Another downside to our enthusiasm for American aid money at any cost is our waning ability to resist the upcoming American plan to install India as the resident guardian over Pakistan and Afghanistan. A senior US national security official is expected to bring this plan to Pakistan in the next few days. Islamabad's obsession with US aid while staying mum on vital Pakistani interest is absurd. Why is Prime Minister Gilani complaining now about the US 'surge' in Afghanistan when Mr Zardari and his foreign minister wasted no time in warmly welcoming it when Mr Obama unveiled the plan in March?

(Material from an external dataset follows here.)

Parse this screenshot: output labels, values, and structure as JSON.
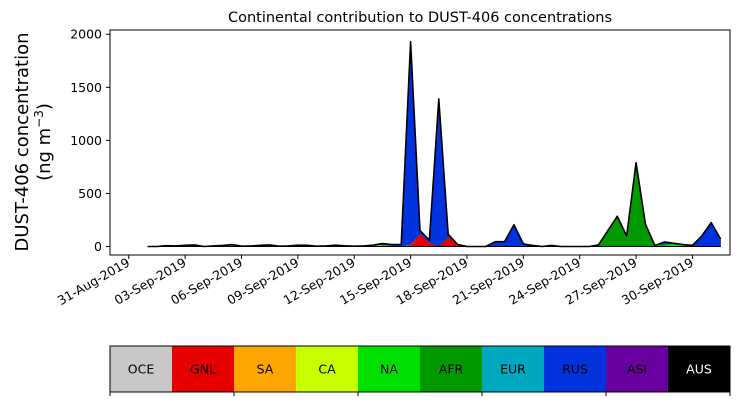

This explains why the president signed an American-proposed agreement to give India overland trade routes to Afghanistan. There are also fresh questions on the extent of support the United States is getting from two of its closest allies, India and Israel, in Afghanistan. There are credible reports that Indian and Israeli intelligence involvement in US-controlled Afghanistan has deepened in the past seven years.
Some US military and intelligence officials are impressed with the record of both countries in fighting Islamic groups, especially the Indian experience in occupied Kashmir. The Israelis have invested heavily in establishing schools that study the art of Islamic indoctrination. These schools were used to learn how clerics can brainwash recruits and then exploit them politically. Israeli spymasters have used this knowledge to penetrate Mideastern Islamic groups. They have passed this technique to the Indians to help them counter pro-Pakistan religious groups in Kashmir.
The mess in Pakistan's western border areas is not just a battle with religious extremism. A larger part is a battle of proxies. None of this means that we should treat Washington as an enemy. But it does have an agenda that is increasingly diverging from Pakistan's strategic interests.